Most people knew of a family restaurant growing up. Maybe your parents had their first date there, or it’s where you’ve always celebrated birthdays. It’s the place everyone always wanted to go. When you come home from college, that’s the place you go out to eat. It’s someplace special. While away at college, students are looking to find a new special place — a restaurant where all their friends can go out for celebrations.
Vescio’s Italian Restaurant has been that special place for over 60 years. Located just two blocks from the University of Minnesota’s East Bank in Dinkytown, the restaurant has served Italian dishes since 1956. It has been a gathering place for homesick students looking for homemade meals. On March 9, the restaurant will be closing its doors. They made their announcement on Feb. 11 in a Facebook post. They thanked the community, their customers and their family as the restaurant has had five generations of the Vescio’s family work in Dinkytown.
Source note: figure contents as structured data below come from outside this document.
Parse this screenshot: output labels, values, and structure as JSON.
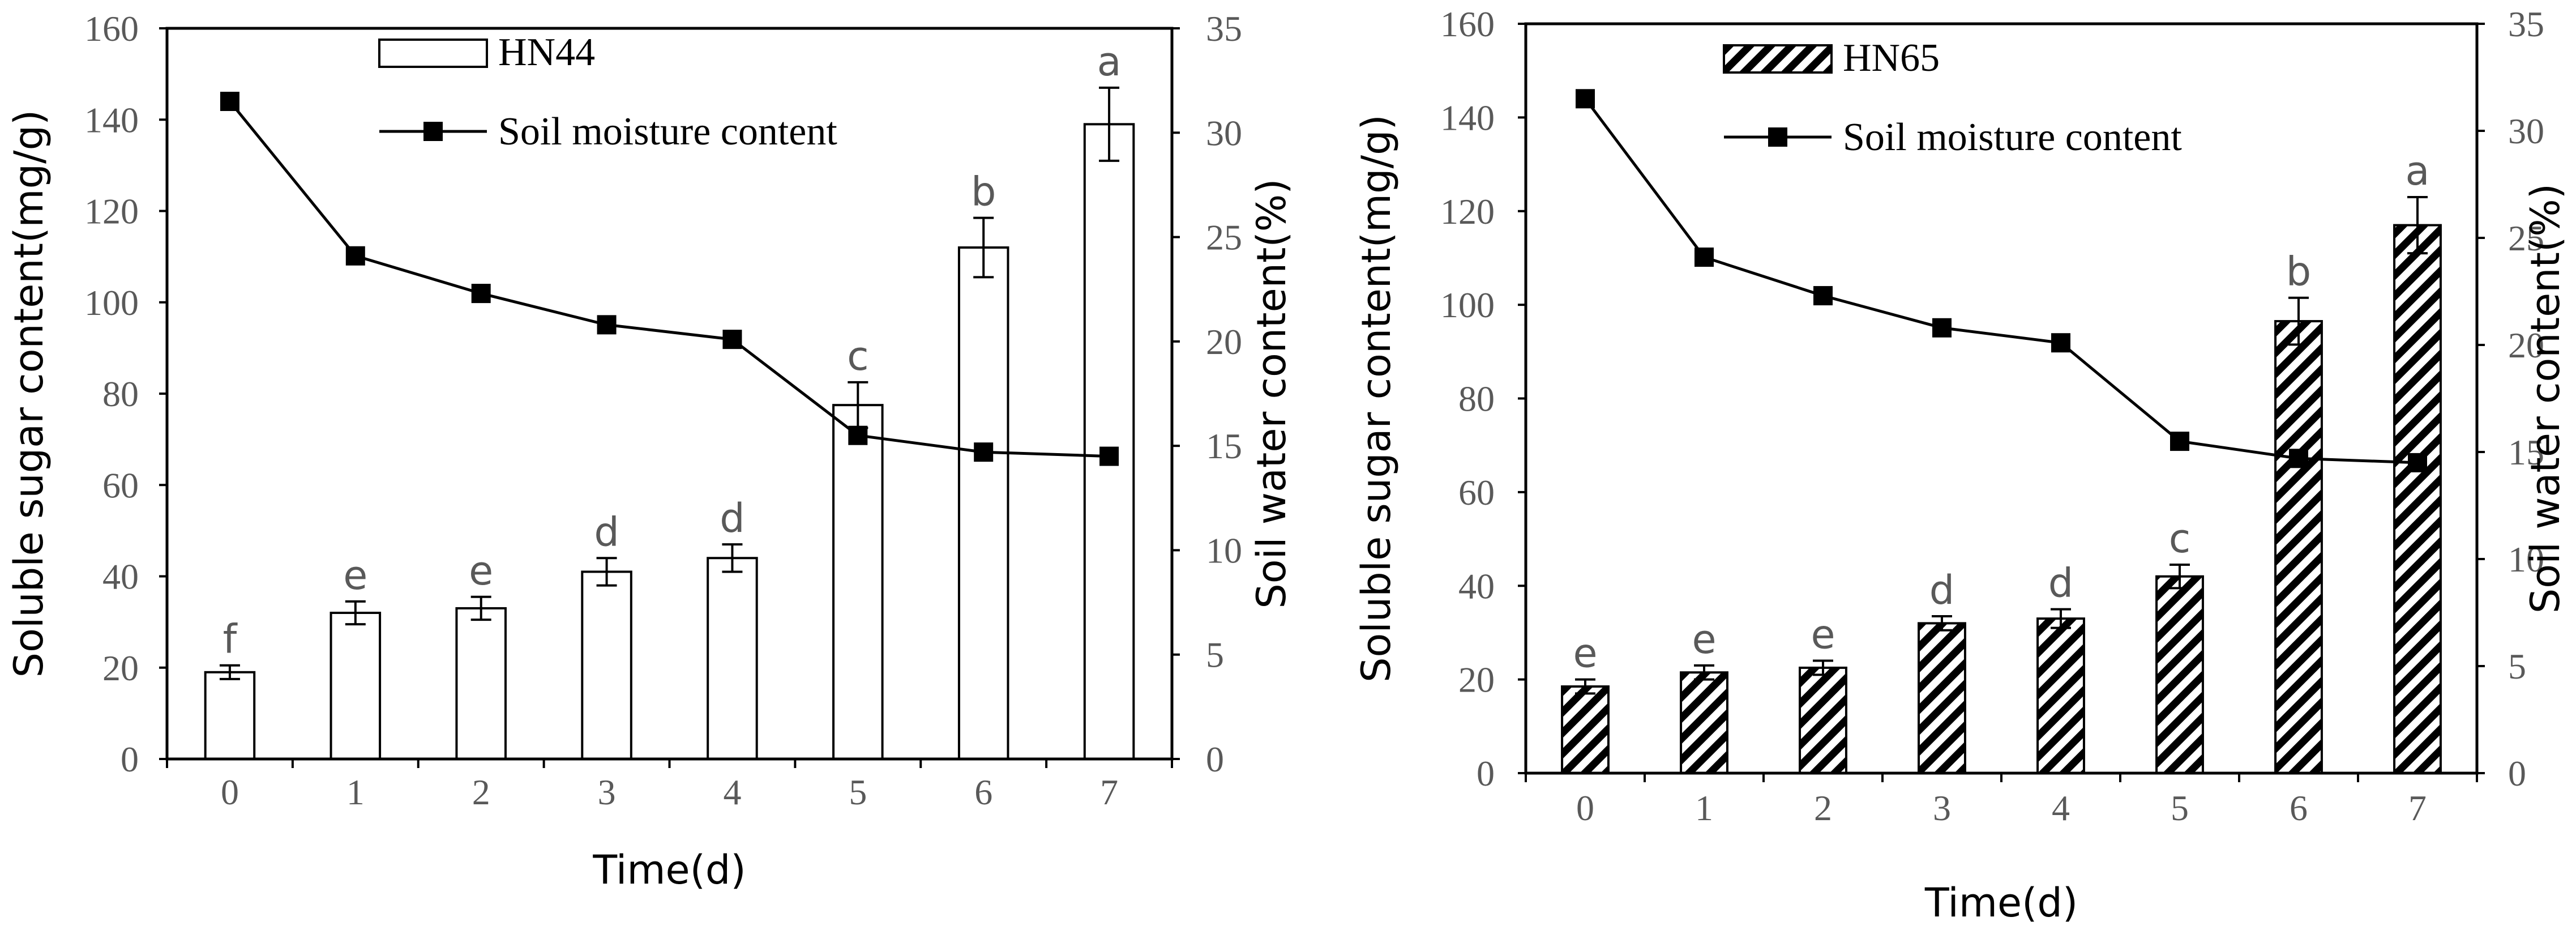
{
  "chart_data": [
    {
      "type": "bar",
      "categories": [
        "0",
        "1",
        "2",
        "3",
        "4",
        "5",
        "6",
        "7"
      ],
      "xlabel": "Time(d)",
      "ylabel": "Soluble sugar content(mg/g)",
      "y2label": "Soil water content(%)",
      "ylim": [
        0,
        160
      ],
      "yticks": [
        "0",
        "20",
        "40",
        "60",
        "80",
        "100",
        "120",
        "140",
        "160"
      ],
      "y2lim": [
        0,
        35
      ],
      "y2ticks": [
        "0",
        "5",
        "10",
        "15",
        "20",
        "25",
        "30",
        "35"
      ],
      "legend_position": "top-left",
      "grid": false,
      "series": [
        {
          "name": "HN44",
          "kind": "bar",
          "fill": "open",
          "axis": "left",
          "values": [
            19,
            32,
            33,
            41,
            44,
            77.5,
            112,
            139
          ],
          "errors": [
            1.5,
            2.5,
            2.5,
            3,
            3,
            5,
            6.5,
            8
          ],
          "letters": [
            "f",
            "e",
            "e",
            "d",
            "d",
            "c",
            "b",
            "a"
          ]
        },
        {
          "name": "Soil moisture content",
          "kind": "line",
          "marker": "square",
          "axis": "right",
          "values": [
            31.5,
            24.1,
            22.3,
            20.8,
            20.1,
            15.5,
            14.7,
            14.5
          ]
        }
      ]
    },
    {
      "type": "bar",
      "categories": [
        "0",
        "1",
        "2",
        "3",
        "4",
        "5",
        "6",
        "7"
      ],
      "xlabel": "Time(d)",
      "ylabel": "Soluble sugar content(mg/g)",
      "y2label": "Soil water content(%)",
      "ylim": [
        0,
        160
      ],
      "yticks": [
        "0",
        "20",
        "40",
        "60",
        "80",
        "100",
        "120",
        "140",
        "160"
      ],
      "y2lim": [
        0,
        35
      ],
      "y2ticks": [
        "0",
        "5",
        "10",
        "15",
        "20",
        "25",
        "30",
        "35"
      ],
      "legend_position": "top-left",
      "grid": false,
      "series": [
        {
          "name": "HN65",
          "kind": "bar",
          "fill": "diagonal-hatch",
          "axis": "left",
          "values": [
            18.5,
            21.5,
            22.5,
            32,
            33,
            42,
            96.5,
            117
          ],
          "errors": [
            1.5,
            1.5,
            1.5,
            1.5,
            2,
            2.5,
            5,
            6
          ],
          "letters": [
            "e",
            "e",
            "e",
            "d",
            "d",
            "c",
            "b",
            "a"
          ]
        },
        {
          "name": "Soil moisture content",
          "kind": "line",
          "marker": "square",
          "axis": "right",
          "values": [
            31.5,
            24.1,
            22.3,
            20.8,
            20.1,
            15.5,
            14.7,
            14.5
          ]
        }
      ]
    }
  ]
}
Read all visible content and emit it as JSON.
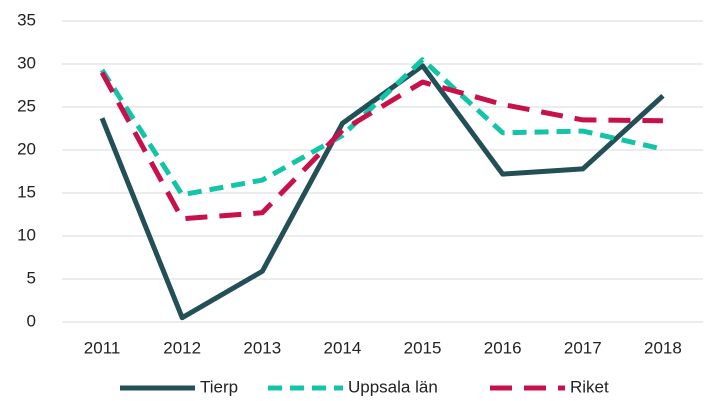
{
  "chart_data": {
    "type": "line",
    "categories": [
      "2011",
      "2012",
      "2013",
      "2014",
      "2015",
      "2016",
      "2017",
      "2018"
    ],
    "series": [
      {
        "name": "Tierp",
        "color": "#234f57",
        "line_style": "solid",
        "values": [
          23.7,
          0.5,
          5.9,
          23.1,
          29.8,
          17.2,
          17.8,
          26.3
        ]
      },
      {
        "name": "Uppsala län",
        "color": "#14c4a8",
        "line_style": "dashed",
        "values": [
          29.3,
          14.8,
          16.5,
          21.7,
          30.5,
          22.0,
          22.2,
          20.1
        ]
      },
      {
        "name": "Riket",
        "color": "#c8104a",
        "line_style": "dashed",
        "values": [
          29.0,
          12.0,
          12.7,
          22.3,
          27.9,
          25.3,
          23.5,
          23.4
        ]
      }
    ],
    "ylim": [
      0,
      35
    ],
    "yticks": [
      0,
      5,
      10,
      15,
      20,
      25,
      30,
      35
    ],
    "grid": true,
    "legend": "bottom"
  }
}
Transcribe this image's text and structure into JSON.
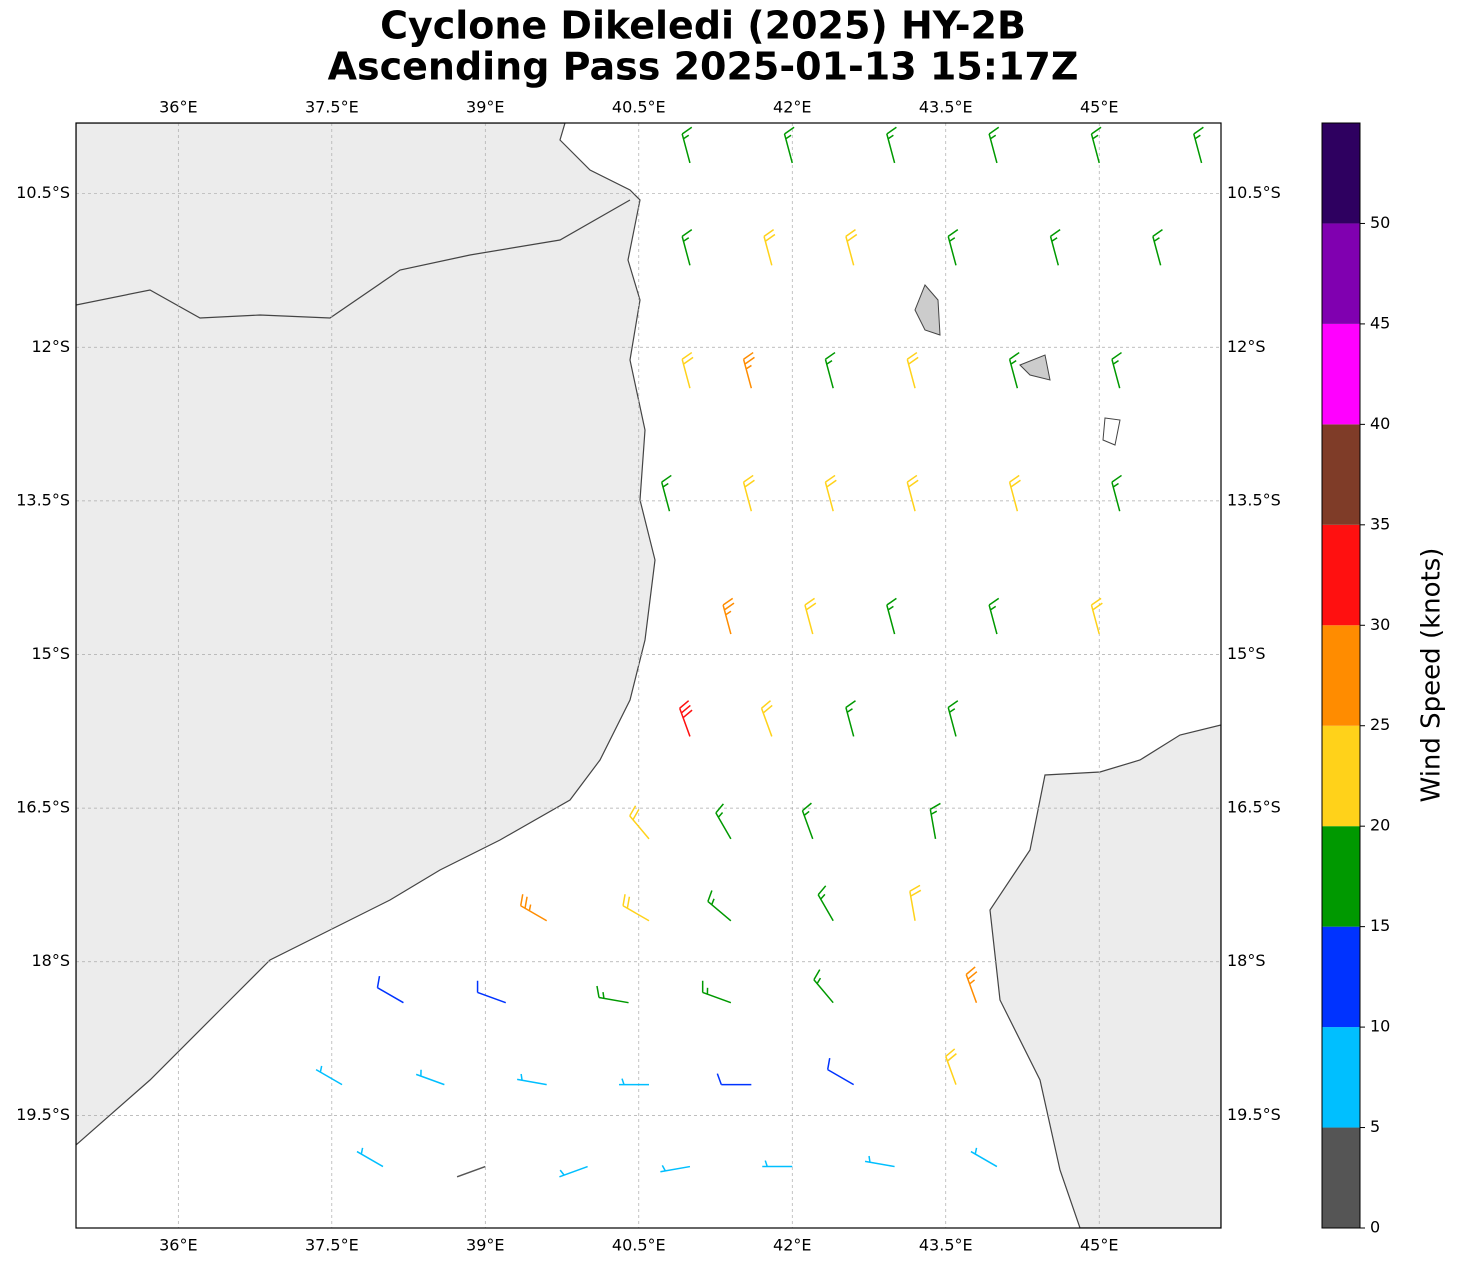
{
  "chart_data": {
    "type": "barbs",
    "title": [
      "Cyclone Dikeledi (2025) HY-2B",
      "Ascending Pass 2025-01-13 15:17Z"
    ],
    "xlim": [
      35.0,
      46.19
    ],
    "ylim": [
      -20.6,
      -9.81
    ],
    "xticks": [
      {
        "value": 36,
        "label": "36°E"
      },
      {
        "value": 37.5,
        "label": "37.5°E"
      },
      {
        "value": 39,
        "label": "39°E"
      },
      {
        "value": 40.5,
        "label": "40.5°E"
      },
      {
        "value": 42,
        "label": "42°E"
      },
      {
        "value": 43.5,
        "label": "43.5°E"
      },
      {
        "value": 45,
        "label": "45°E"
      }
    ],
    "yticks": [
      {
        "value": -10.5,
        "label": "10.5°S"
      },
      {
        "value": -12,
        "label": "12°S"
      },
      {
        "value": -13.5,
        "label": "13.5°S"
      },
      {
        "value": -15,
        "label": "15°S"
      },
      {
        "value": -16.5,
        "label": "16.5°S"
      },
      {
        "value": -18,
        "label": "18°S"
      },
      {
        "value": -19.5,
        "label": "19.5°S"
      }
    ],
    "grid": true,
    "barbs": {
      "lon": [
        41.0,
        42.0,
        43.0,
        44.0,
        45.0,
        46.0,
        41.0,
        41.8,
        42.6,
        43.6,
        44.6,
        45.6,
        41.0,
        41.6,
        42.4,
        43.2,
        44.2,
        45.2,
        40.8,
        41.6,
        42.4,
        43.2,
        44.2,
        45.2,
        41.4,
        42.2,
        43.0,
        44.0,
        45.0,
        41.0,
        41.8,
        42.6,
        43.6,
        40.6,
        41.4,
        42.2,
        43.4,
        39.6,
        40.6,
        41.4,
        42.4,
        43.2,
        38.2,
        39.2,
        40.4,
        41.4,
        42.4,
        43.8,
        37.6,
        38.6,
        39.6,
        40.6,
        41.6,
        42.6,
        43.6,
        38.0,
        39.0,
        40.0,
        41.0,
        42.0,
        43.0,
        44.0
      ],
      "lat": [
        -10.2,
        -10.2,
        -10.2,
        -10.2,
        -10.2,
        -10.2,
        -11.2,
        -11.2,
        -11.2,
        -11.2,
        -11.2,
        -11.2,
        -12.4,
        -12.4,
        -12.4,
        -12.4,
        -12.4,
        -12.4,
        -13.6,
        -13.6,
        -13.6,
        -13.6,
        -13.6,
        -13.6,
        -14.8,
        -14.8,
        -14.8,
        -14.8,
        -14.8,
        -15.8,
        -15.8,
        -15.8,
        -15.8,
        -16.8,
        -16.8,
        -16.8,
        -16.8,
        -17.6,
        -17.6,
        -17.6,
        -17.6,
        -17.6,
        -18.4,
        -18.4,
        -18.4,
        -18.4,
        -18.4,
        -18.4,
        -19.2,
        -19.2,
        -19.2,
        -19.2,
        -19.2,
        -19.2,
        -19.2,
        -20.0,
        -20.0,
        -20.0,
        -20.0,
        -20.0,
        -20.0,
        -20.0
      ],
      "speed": [
        17,
        17,
        17,
        17,
        17,
        17,
        17,
        22,
        22,
        17,
        17,
        17,
        22,
        27,
        17,
        22,
        17,
        17,
        17,
        22,
        22,
        22,
        22,
        17,
        27,
        22,
        17,
        17,
        22,
        32,
        22,
        17,
        17,
        22,
        17,
        17,
        17,
        27,
        22,
        17,
        17,
        22,
        12,
        12,
        17,
        17,
        17,
        27,
        7,
        7,
        7,
        7,
        12,
        12,
        22,
        7,
        2,
        7,
        7,
        7,
        7,
        7
      ],
      "direction": [
        345,
        345,
        345,
        345,
        345,
        345,
        345,
        345,
        345,
        345,
        345,
        345,
        345,
        345,
        345,
        345,
        345,
        345,
        345,
        345,
        345,
        345,
        345,
        345,
        345,
        345,
        345,
        345,
        345,
        340,
        340,
        345,
        345,
        320,
        330,
        340,
        350,
        300,
        300,
        310,
        330,
        350,
        300,
        290,
        280,
        290,
        320,
        340,
        300,
        290,
        280,
        270,
        270,
        300,
        340,
        300,
        250,
        250,
        260,
        270,
        280,
        300
      ]
    },
    "colorbar": {
      "label": "Wind Speed (knots)",
      "bounds": [
        0,
        5,
        10,
        15,
        20,
        25,
        30,
        35,
        40,
        45,
        50,
        55
      ],
      "colors": [
        "#555555",
        "#00bfff",
        "#0033ff",
        "#009900",
        "#ffd21a",
        "#ff8c00",
        "#ff1010",
        "#7f3c28",
        "#ff00ff",
        "#8000b0",
        "#2e0060"
      ],
      "ticks": [
        0,
        5,
        10,
        15,
        20,
        25,
        30,
        35,
        40,
        45,
        50
      ]
    }
  }
}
Vescio’s is also a staple at the Minnesota State Fair. Every year their food truck near the Grandstand serves to-die-for deep-fried ravioli. The family has not said if they will continue to work the State Fair. News of their closing has packed the restaurant. Since the announcement, the staff has been working extra hard to serve the overwhelming number of guests. In order to keep up with high demand, they changed to a more retro menu. The nostalgic guests are happy to get one last taste of Vescio’s sauces, made from scratch.
Vescio’s is the last sit-down Italian restaurant in Dinkytown. When Frank Vescio first started his business, though, he was not the only Italian restaurant present. There was competition next door dishing up homemade pasta and lasagna at Sammy D’s. Mama D, the restaurant’s matriarch, served everyone from local celebrities to the homeless population. She authored a cookbook and taught classes in the store. Her books made her a national chef and an advocate for homemade meals vs. microwave meals. People like Frank Vescio and Mama D gave the neighborhood life.
Since the 70–80’s golden era of sit-down dining, restaurants in Dinkytown have replaced booths with counter-service kitchens to serve students on the go. Students are too busy to sit down and enjoy a meal out. The exceptions are Asian food restaurants such as Camdi, Shuang Cheng and Pagoda. Conversations with business owners in the area suggest a Chinese restaurant will set up shop in Vescio’s old building. The new restaurant will be an exciting development, but for now it is time to mourn. Only legendary restaurants last sixty years, and Vescio’s will be missed.

This article first appeared in the Friday, March 2, 2018, Edition of The Echo.